Bons baisers de Bastogne, un message derrière l’image
13
Oct
2016
Par Pascale Ghislain 13 octobre 2016 Catégories 2ème Guerre mondiale commentaire
L’« Embracing Peace», c’est un bronze peint de 8 m de hauteur conçu par l’artiste américain Seward Johnson. Il se dresse aujourd’hui devant le Bastogne War Museum.
Ce couple monumental de 13 tonnes est prêté par la Johnson Atelier Technical Institute of Sculpture, une fonderie installée dans le New Jersey. Cet atelier permet à l’artiste de produire ses propres œuvres mais aussi celles de jeunes sculpteurs. Côté promotion, dans un grand parc verdoyant, le Grounds for Sculpture à Hamilton, Seward Johnson présente ses propres sculptures comme celles d’autres créateurs qu’il soutient.
Rendez-vous à Bastogne
De nombreuses raisons nous attirent vers Bastogne : des boutiques, des musées (voir notre article de présentation des musées de guerre, ici!), des restaurants, et depuis le 6 octobre 2016, une sculpture monumentale installée devant les Bastogne War Museum. Nous sommes partis à sa découverte.

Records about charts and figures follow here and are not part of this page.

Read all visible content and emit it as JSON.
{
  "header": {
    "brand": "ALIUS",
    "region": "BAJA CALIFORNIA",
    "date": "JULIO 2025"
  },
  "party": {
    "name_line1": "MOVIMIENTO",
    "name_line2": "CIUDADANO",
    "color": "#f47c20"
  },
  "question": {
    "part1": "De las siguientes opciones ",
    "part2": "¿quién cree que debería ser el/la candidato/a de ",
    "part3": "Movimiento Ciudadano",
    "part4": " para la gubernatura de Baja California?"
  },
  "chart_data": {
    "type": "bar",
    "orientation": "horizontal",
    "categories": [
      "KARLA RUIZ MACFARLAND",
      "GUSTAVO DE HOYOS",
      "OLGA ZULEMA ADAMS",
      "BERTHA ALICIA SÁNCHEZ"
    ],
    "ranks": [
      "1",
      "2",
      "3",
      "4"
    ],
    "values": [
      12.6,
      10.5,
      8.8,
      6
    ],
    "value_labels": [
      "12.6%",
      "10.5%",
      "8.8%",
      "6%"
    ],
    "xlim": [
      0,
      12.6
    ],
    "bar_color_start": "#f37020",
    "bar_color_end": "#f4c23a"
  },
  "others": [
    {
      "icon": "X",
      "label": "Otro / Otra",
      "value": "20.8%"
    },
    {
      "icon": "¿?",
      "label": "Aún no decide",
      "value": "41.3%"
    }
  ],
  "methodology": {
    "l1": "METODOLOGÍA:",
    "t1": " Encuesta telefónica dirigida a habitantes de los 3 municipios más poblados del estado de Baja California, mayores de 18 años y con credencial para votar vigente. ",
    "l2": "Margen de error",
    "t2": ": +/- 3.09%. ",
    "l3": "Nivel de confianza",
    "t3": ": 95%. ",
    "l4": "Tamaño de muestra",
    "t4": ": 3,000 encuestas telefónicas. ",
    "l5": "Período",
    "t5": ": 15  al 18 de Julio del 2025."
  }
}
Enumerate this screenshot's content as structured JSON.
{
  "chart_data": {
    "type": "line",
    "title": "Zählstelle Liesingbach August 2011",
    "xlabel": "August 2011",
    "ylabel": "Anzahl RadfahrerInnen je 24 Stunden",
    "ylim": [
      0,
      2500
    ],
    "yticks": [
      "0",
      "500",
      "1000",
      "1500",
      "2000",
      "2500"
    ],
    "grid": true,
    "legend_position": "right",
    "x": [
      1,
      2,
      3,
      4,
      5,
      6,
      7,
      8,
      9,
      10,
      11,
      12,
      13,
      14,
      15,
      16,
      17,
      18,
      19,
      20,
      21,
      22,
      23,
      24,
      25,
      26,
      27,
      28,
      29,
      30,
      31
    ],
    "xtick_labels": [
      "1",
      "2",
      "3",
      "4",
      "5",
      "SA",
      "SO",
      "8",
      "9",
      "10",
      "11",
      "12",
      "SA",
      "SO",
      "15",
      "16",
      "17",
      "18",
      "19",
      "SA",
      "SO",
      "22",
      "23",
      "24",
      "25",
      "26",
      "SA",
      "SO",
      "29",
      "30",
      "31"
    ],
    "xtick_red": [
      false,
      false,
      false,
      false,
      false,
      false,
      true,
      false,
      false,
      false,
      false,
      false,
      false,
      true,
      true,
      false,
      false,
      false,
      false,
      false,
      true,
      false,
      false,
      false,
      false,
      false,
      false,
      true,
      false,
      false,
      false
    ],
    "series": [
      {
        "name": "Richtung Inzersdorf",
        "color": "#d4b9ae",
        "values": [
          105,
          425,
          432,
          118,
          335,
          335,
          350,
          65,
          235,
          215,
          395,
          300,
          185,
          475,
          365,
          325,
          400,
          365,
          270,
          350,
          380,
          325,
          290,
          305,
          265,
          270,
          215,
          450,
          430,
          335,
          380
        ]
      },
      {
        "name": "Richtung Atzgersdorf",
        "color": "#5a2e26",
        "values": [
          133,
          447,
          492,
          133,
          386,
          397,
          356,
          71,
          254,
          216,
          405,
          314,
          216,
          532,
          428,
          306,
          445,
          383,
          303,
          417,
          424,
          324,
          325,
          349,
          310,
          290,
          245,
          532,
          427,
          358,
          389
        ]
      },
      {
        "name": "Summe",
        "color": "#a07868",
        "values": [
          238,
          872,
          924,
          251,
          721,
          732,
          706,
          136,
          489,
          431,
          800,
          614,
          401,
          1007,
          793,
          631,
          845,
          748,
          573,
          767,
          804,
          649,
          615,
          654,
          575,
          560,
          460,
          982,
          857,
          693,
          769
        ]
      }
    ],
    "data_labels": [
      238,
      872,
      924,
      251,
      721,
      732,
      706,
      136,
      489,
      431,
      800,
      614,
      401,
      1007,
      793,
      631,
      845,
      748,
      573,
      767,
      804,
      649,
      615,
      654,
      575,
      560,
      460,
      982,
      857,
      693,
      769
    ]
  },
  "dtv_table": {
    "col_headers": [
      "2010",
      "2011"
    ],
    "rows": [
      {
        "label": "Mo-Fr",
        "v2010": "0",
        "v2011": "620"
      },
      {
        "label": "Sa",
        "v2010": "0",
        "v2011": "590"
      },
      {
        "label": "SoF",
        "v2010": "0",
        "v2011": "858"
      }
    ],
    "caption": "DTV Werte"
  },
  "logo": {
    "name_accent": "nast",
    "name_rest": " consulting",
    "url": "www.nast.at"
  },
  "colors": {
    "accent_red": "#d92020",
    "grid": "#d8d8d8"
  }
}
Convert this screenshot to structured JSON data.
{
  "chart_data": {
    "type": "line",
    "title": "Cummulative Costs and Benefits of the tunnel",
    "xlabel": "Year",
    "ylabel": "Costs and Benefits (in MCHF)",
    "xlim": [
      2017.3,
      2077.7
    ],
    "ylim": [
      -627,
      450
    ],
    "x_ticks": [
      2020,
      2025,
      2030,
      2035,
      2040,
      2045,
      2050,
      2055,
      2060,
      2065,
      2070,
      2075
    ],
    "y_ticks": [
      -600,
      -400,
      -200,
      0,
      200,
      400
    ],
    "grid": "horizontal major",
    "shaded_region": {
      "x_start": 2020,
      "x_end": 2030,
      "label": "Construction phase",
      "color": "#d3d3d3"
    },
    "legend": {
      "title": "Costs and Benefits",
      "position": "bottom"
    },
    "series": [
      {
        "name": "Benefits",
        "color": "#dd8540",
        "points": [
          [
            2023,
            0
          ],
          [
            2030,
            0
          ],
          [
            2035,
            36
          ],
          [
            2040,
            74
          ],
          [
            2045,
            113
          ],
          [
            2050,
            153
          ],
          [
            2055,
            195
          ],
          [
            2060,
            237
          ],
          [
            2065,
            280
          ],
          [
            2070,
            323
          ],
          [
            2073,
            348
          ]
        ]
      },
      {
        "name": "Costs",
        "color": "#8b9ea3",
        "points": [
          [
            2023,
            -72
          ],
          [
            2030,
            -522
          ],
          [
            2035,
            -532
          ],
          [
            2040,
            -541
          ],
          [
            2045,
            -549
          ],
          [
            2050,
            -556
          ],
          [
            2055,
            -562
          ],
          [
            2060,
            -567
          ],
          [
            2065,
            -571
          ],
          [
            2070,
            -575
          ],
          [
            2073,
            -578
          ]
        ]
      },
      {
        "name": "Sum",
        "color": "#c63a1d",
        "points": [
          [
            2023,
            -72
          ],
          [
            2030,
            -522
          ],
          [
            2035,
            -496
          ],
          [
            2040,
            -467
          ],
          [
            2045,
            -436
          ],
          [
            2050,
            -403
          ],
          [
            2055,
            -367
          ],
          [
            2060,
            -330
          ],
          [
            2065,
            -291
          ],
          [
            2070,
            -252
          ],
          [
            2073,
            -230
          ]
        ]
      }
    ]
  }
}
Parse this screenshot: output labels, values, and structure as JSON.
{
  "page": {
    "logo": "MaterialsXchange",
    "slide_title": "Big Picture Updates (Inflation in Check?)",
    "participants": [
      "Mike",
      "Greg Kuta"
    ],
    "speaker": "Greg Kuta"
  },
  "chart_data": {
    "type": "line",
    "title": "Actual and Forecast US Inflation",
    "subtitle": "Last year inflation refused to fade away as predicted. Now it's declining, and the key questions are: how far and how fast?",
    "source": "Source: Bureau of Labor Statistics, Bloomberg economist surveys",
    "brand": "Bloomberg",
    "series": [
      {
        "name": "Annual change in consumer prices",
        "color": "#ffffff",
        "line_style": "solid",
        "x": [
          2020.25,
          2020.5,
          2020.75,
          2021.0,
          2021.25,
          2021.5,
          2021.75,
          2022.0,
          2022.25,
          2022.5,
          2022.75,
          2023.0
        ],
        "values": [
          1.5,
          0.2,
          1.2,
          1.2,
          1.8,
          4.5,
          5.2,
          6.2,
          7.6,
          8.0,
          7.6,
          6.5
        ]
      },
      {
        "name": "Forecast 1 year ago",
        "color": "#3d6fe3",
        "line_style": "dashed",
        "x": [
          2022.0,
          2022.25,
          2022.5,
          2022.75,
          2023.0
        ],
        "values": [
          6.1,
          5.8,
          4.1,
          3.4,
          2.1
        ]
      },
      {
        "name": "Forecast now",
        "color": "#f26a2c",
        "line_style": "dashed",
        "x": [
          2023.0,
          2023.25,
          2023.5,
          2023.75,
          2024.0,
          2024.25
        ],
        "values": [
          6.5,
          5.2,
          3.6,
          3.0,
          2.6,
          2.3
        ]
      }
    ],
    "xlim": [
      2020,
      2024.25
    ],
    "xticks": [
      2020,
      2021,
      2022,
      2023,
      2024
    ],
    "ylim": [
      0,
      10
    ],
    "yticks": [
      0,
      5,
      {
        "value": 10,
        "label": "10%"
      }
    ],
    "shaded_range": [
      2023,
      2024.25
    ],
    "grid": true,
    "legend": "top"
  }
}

Cette installation est le premier épisode d’une campagne d’événements exceptionnels qui unit les grands sites-témoins de la Seconde Guerre mondiale. Le 10 décembre, la Ville et le Bastogne War Museum vous donne rendez-vous avec les acteurs de Band of Brothers! Ces acteurs viennent à Bastogne pour la première fois à l’occasion du 15ème anniversaire de la sortie de cette série connue dans le monde entier ! Cliquez ici pour découvrir le monument qui leur est dédié.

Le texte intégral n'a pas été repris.